23. Dehumidifying device (1) according to claim 22, characterized in that the second valve (17) in a closed position prevents a gas flow from the outlet duct (8) to the transformer (2) and in an open position prevents a gas flow from the outlet duct (8) to the transformer (2) †.

24. Dehumidifying device (1) according to claim 22 or 23, characterized in that the third valve (18) in a closed position prevents a gas flow from the transformer (2) into an area outside the dehumidifying device (1) and in an open position prevents a gas flow from the transformer (2) into the area outside the humidification device (2).
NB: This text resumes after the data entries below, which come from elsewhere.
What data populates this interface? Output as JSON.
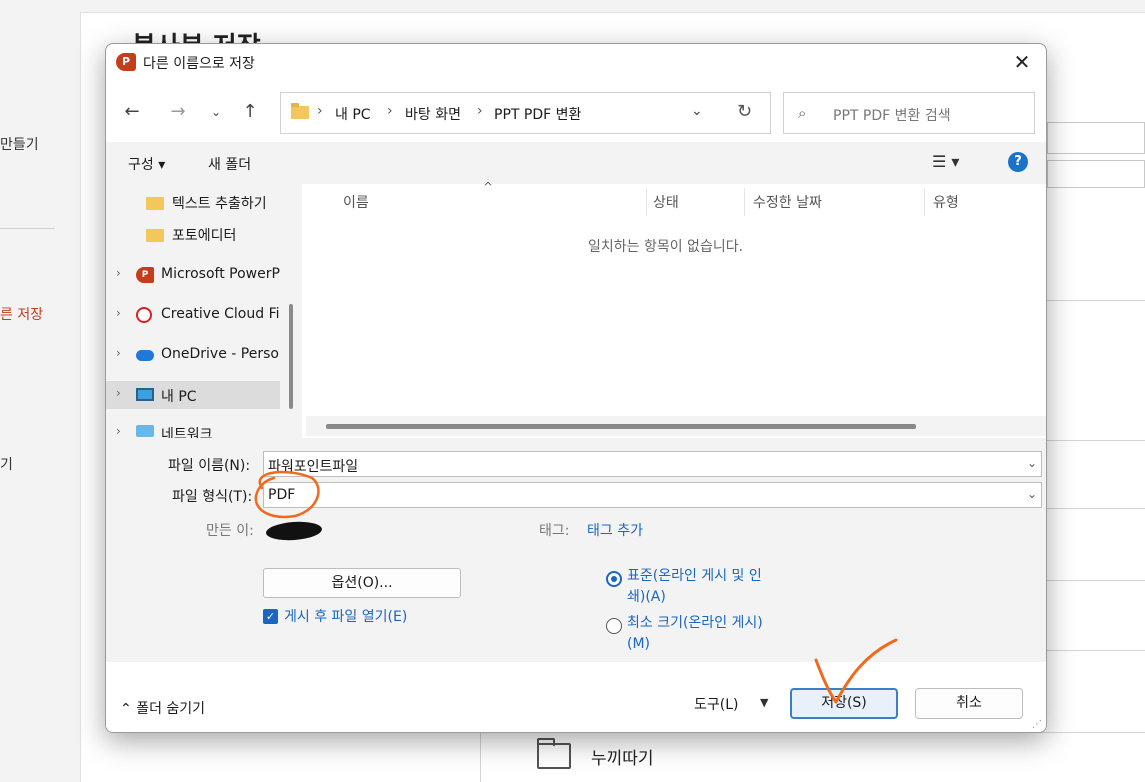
{
  "background": {
    "heading": "복사본 저장",
    "left_items": [
      "만들기",
      "른 저장",
      "기"
    ],
    "folder_row_label": "누끼따기"
  },
  "dialog": {
    "title": "다른 이름으로 저장",
    "nav": {
      "breadcrumbs": [
        "내 PC",
        "바탕 화면",
        "PPT PDF 변환"
      ],
      "search_placeholder": "PPT PDF 변환 검색"
    },
    "commands": {
      "organize": "구성 ▾",
      "new_folder": "새 폴더"
    },
    "tree": [
      {
        "label": "텍스트 추출하기",
        "icon": "folder-icon"
      },
      {
        "label": "포토에디터",
        "icon": "folder-icon"
      },
      {
        "label": "Microsoft PowerPoint",
        "icon": "powerpoint-icon"
      },
      {
        "label": "Creative Cloud Files",
        "icon": "creative-cloud-icon"
      },
      {
        "label": "OneDrive - Personal",
        "icon": "onedrive-icon"
      },
      {
        "label": "내 PC",
        "icon": "pc-icon"
      },
      {
        "label": "네트워크",
        "icon": "network-icon"
      }
    ],
    "columns": [
      "이름",
      "상태",
      "수정한 날짜",
      "유형"
    ],
    "empty_message": "일치하는 항목이 없습니다.",
    "form": {
      "filename_label": "파일 이름(N):",
      "filename_value": "파워포인트파일",
      "filetype_label": "파일 형식(T):",
      "filetype_value": "PDF",
      "author_label": "만든 이:",
      "tags_label": "태그:",
      "tags_link": "태그 추가",
      "options_button": "옵션(O)...",
      "open_after_publish": "게시 후 파일 열기(E)",
      "open_after_publish_checked": true,
      "optimize_standard": "표준(온라인 게시 및 인쇄)(A)",
      "optimize_minimum": "최소 크기(온라인 게시)(M)",
      "selected_optimize": "standard"
    },
    "footer": {
      "hide_folders": "폴더 숨기기",
      "tools": "도구(L)",
      "save": "저장(S)",
      "cancel": "취소"
    }
  },
  "colors": {
    "accent": "#1a66c0",
    "ppt_red": "#c43e1c",
    "annotation": "#f06a1e"
  }
}
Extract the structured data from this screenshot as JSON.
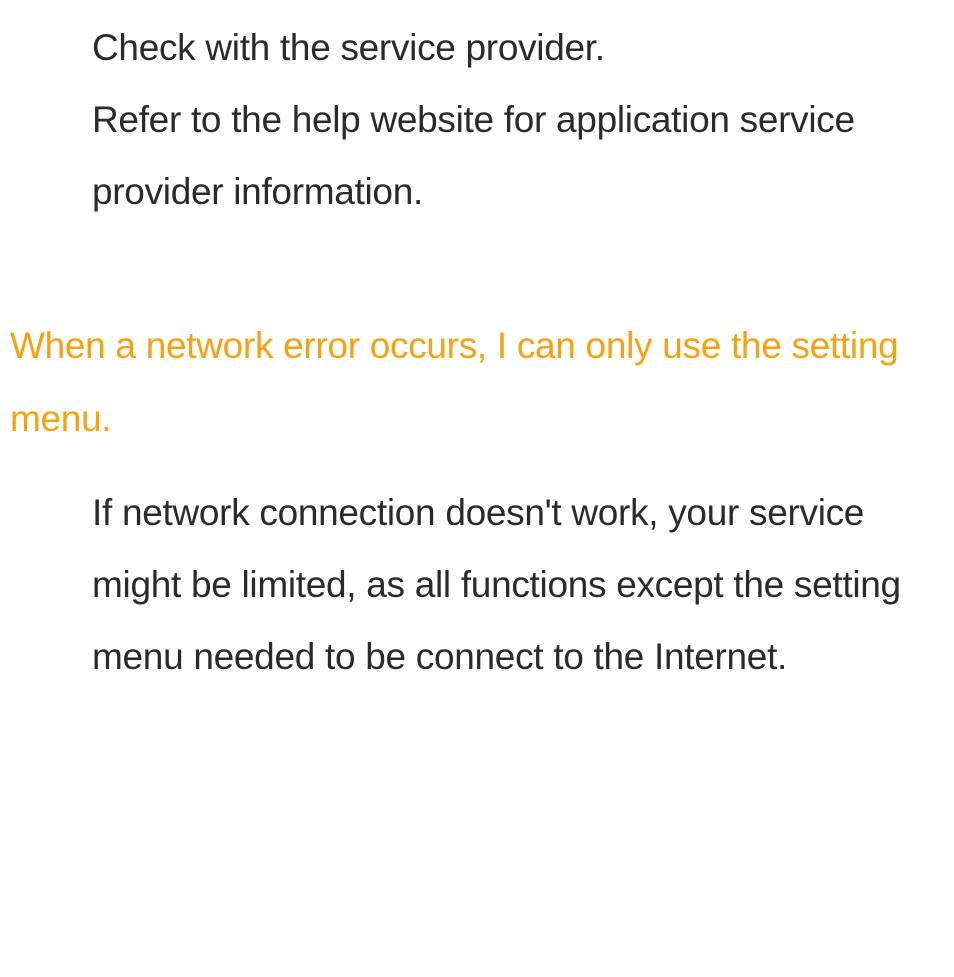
{
  "intro": {
    "line1": "Check with the service provider.",
    "line2": "Refer to the help website for application service provider information."
  },
  "section": {
    "heading": "When a network error occurs, I can only use the setting menu.",
    "body": "If network connection doesn't work, your service might be limited, as all functions except the setting menu needed to be connect to the Internet."
  }
}
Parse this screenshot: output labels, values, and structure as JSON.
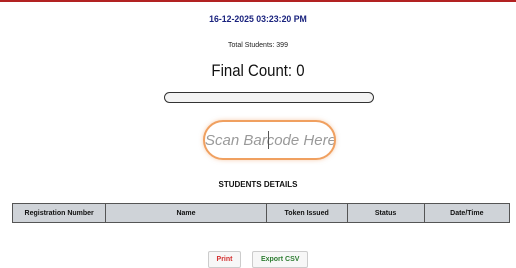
{
  "header": {
    "datetime": "16-12-2025 03:23:20 PM",
    "total_students": "Total Students: 399",
    "final_count": "Final Count: 0"
  },
  "progress": {
    "value_percent": 0
  },
  "scan": {
    "placeholder": "Scan Barcode Here..."
  },
  "details": {
    "heading": "STUDENTS DETAILS",
    "columns": [
      "Registration Number",
      "Name",
      "Token Issued",
      "Status",
      "Date/Time"
    ]
  },
  "actions": {
    "print_label": "Print",
    "export_label": "Export CSV"
  },
  "colors": {
    "datetime": "#1a237e",
    "input_border": "#f0a060",
    "print_text": "#d32f2f",
    "export_text": "#2e7d32",
    "header_row": "#cfd3d8"
  }
}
25. Dehumidifying device (1) according to claim 24, characterized in that a. When the transformer (2) is sucked in, the second valve (17) is in the open position and the third valve (18) is in the closed position † and / or that b. When the transformer (2) is outputting, the second valve (17) is in the closed position and the third valve (18) is in the open position † and / or that c. the second valve (17) is in the closed position and the third valve (18) is in the closed position † if there is neither a suction process nor a discharge process †.

26. System with a transformer (2) and an Entffeuchfungsvorrichfung (1) according to one of claims 1 to 25, characterized in that the Entfeuchfungsvorrichfung (1) with the transformer (2) is fluidically connected.